After one last bid to expand the scope of the Legislature's property tax relief package failed, Nebraska lawmakers sent the feeble plan to Gov. Jim Pillen's desk Tuesday morning, marking a disappointing climax of the special legislative session Pillen called last month to deliver "transformational" tax reform. Lawmakers voted 40-3 to send LB34 — the bill carrying the bulk of the Legislature's narrow property tax cut plan — to the governor on Tuesday after a small group of term-limited lawmakers made a last-ditch push to broaden the bill, which senators from across the political spectrum have repeatedly cast as lackluster.

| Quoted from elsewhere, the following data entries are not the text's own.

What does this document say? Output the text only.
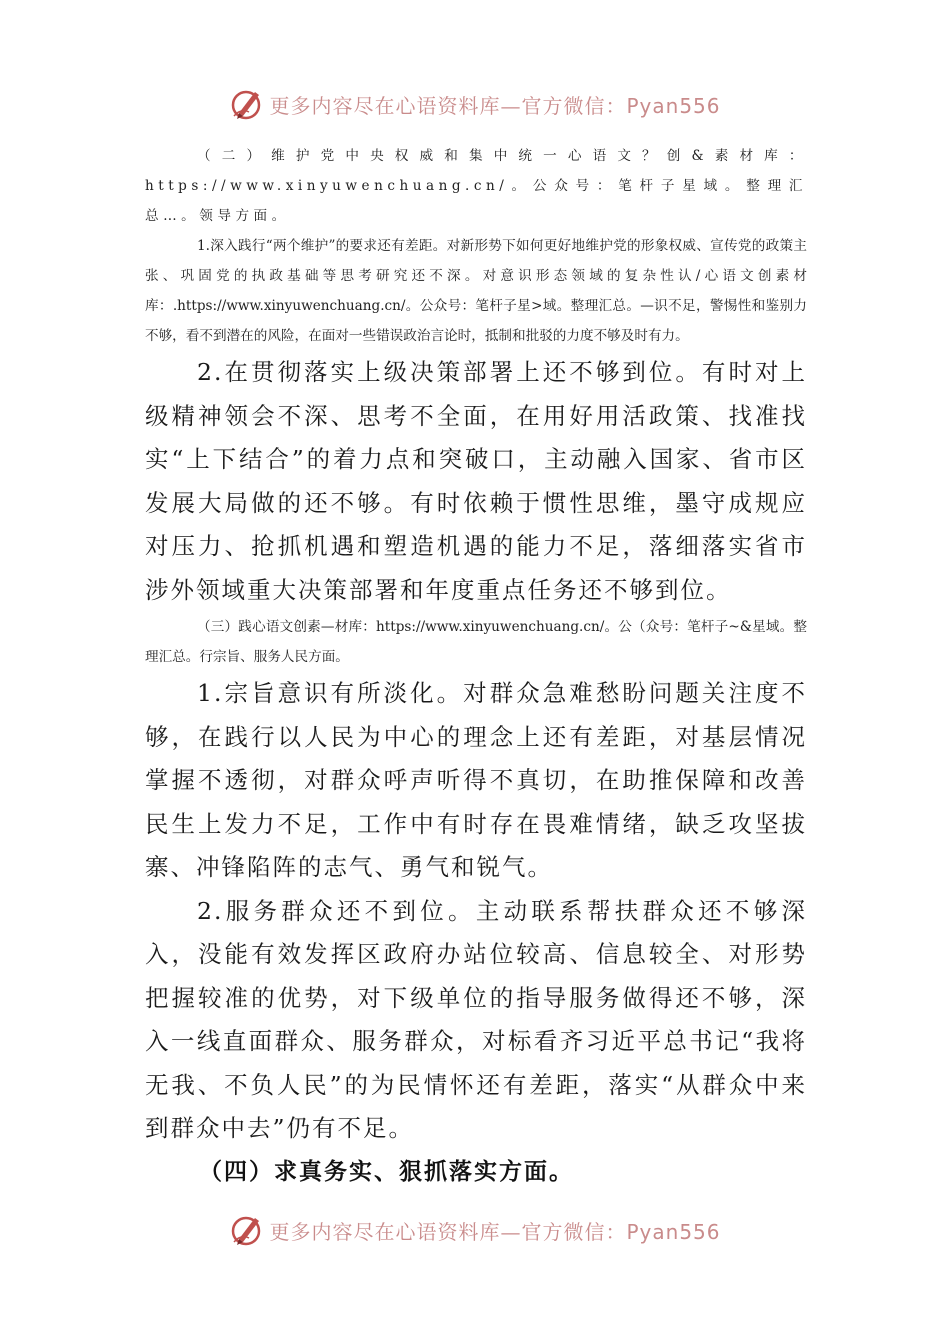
更多内容尽在心语资料库—官方微信：Pyan556

（二）维护党中央权威和集中统一心语文？创&素材库：https://www.xinyuwenchuang.cn/。公众号：笔杆子星域。整理汇总…。领导方面。

1.深入践行“两个维护”的要求还有差距。对新形势下如何更好地维护党的形象权威、宣传党的政策主张、巩固党的执政基础等思考研究还不深。对意识形态领域的复杂性认/心语文创素材库：.https://www.xinyuwenchuang.cn/。公众号：笔杆子星>域。整理汇总。—识不足，警惕性和鉴别力不够，看不到潜在的风险，在面对一些错误政治言论时，抵制和批驳的力度不够及时有力。

2.在贯彻落实上级决策部署上还不够到位。有时对上级精神领会不深、思考不全面，在用好用活政策、找准找实“上下结合”的着力点和突破口，主动融入国家、省市区发展大局做的还不够。有时依赖于惯性思维，墨守成规应对压力、抢抓机遇和塑造机遇的能力不足，落细落实省市涉外领域重大决策部署和年度重点任务还不够到位。

（三）践心语文创素—材库：https://www.xinyuwenchuang.cn/。公（众号：笔杆子~&星域。整理汇总。行宗旨、服务人民方面。

1.宗旨意识有所淡化。对群众急难愁盼问题关注度不够，在践行以人民为中心的理念上还有差距，对基层情况掌握不透彻，对群众呼声听得不真切，在助推保障和改善民生上发力不足，工作中有时存在畏难情绪，缺乏攻坚拔寨、冲锋陷阵的志气、勇气和锐气。

2.服务群众还不到位。主动联系帮扶群众还不够深入，没能有效发挥区政府办站位较高、信息较全、对形势把握较准的优势，对下级单位的指导服务做得还不够，深入一线直面群众、服务群众，对标看齐习近平总书记“我将无我、不负人民”的为民情怀还有差距，落实“从群众中来到群众中去”仍有不足。

（四）求真务实、狠抓落实方面。

更多内容尽在心语资料库—官方微信：Pyan556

If Pillen signs all four bills that make up the property tax cut package, the plan would cut various state budgets , place an inflationary cap on annual budget increases for cities and counties and pour $750 million into a property tax relief fund. Much of that relief, though, would be funded by front-loading an existing tax credit program that more than half of Nebraska's property taxpayers are already tapping, limiting the relief the plan will actually provide to many homeowners. The Legislature pivoted to the watered-down plan after the sweeping tax cut package championed by Pillen stalled last week in the face of fierce opposition from a bipartisan group of lawmakers over its reliance on increased sales tax revenue.

The impasse over how to fund property tax relief — conservatives broadly supported the repeal of numerous sales tax exemptions and hik.